Para além do inquestionável risco inerente ao exercício do jornalismo, realizado no cotidiano muitas vezes violento a que seus profissionais já se submetiam e passaram a estar expostos como nefasto elemento ideológico, a pandemia, cuja única medida eficiente de contenção conhecida é o isolamento social, agregou-lhe o risco sanitário. Redações superlotadas, deficiente distribuição de equipamentos de proteção individual, exposição pública e muitas vezes em situação de grande aglomeração fazem com que a categoria figure como vetor privilegiado do vírus.

Quanto às violações à integridade física, moral ou à imagem, o jornalista terá direito à justa reparação na prática de seu ofício, como qualquer outro cidadão e seja quem for o ofensor (Constituição, arts. 5º, incisos V e X, e 37, § 6º, e Código Civil, arts. 186, 187 e 927).  Exposto ao assédio ou ao adoecimento, sem que o empreendimento lhe proporcione as necessárias condições de segurança e higiene, depois do pronunciamento do Supremo Tribunal Federal, quando do julgamento do Recurso Extraordinário nº 828.040, já não há muito a se dizer: o trabalhador que atua em atividade de risco tem direito à indenização em razão de danos dela decorrentes, independentemente da comprovação de culpa ou dolo do empregador. Crimes perpetrados contra à imprensa, por sua vez, seja qual for sua natureza, não podem e não devem ser tolerados. As autoridades públicas deverão ser devidamente notificadas e os casos processados, como demanda a sistemática penal.

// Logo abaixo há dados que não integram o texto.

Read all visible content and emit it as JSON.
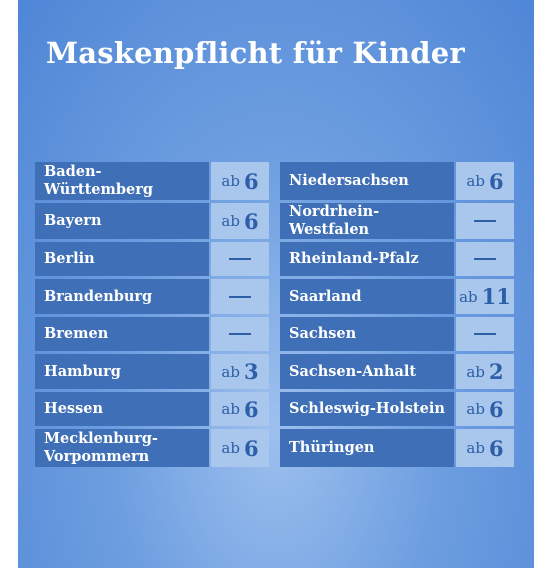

Nesse sentido, vale a citação ao relatório Violência Contra Jornalistas e Liberdade de Imprensa no Brasil, anualmente emitido pela Federação Nacional dos Jornalistas (FENAJ). Já em sua versão do ano de 2019, ainda em situação de relativa “normalidade”, o relatório dava conta de que a ascensão de Jair Bolsonaro à Presidência da República degradou a liberdade de imprensa no Brasil, quando o número de casos de ataques a veículos de comunicação e a jornalistas chegou a 208, aumento de 54,07% em relação ao ano anterior, quando foram registradas 135 ocorrências.

Nesses momentos difíceis, portanto, o jornalista profissional deve imbuir-se da utilidade pública dos seus serviços, exercendo-os com altivez e independência, sendo certo que um ataque às suas prerrogativas representará violação ao direito humano fundamental ao acesso à informação, inscrito no art. 19 da Declaração Universal dos Direitos Humanos.

Não por outro motivo, Jornalismo Imparcial e Sem Medo foi escolhido pela UNESCO como tema do Dia Mundial da Liberdade de Imprensa neste ano de 2020, celebrado no dia 3 de maio, e deverá ser o mote para o jornalismo profissional no incerto futuro que se avizinha.  Sendo certo que, sempre que necessário, as entidades de representação profissional combaterão o bom combate na defesa dessas suas prerrogativas.

Obs.: enquanto organizava as referências deste artigo, veio-me a notícia de que importantes meios de comunicação abandonaram a cobertura diante do Alvorada, por questões de segurança. No “curralzinho” destinado à imprensa restará apenas a ruidosa claque presidencial.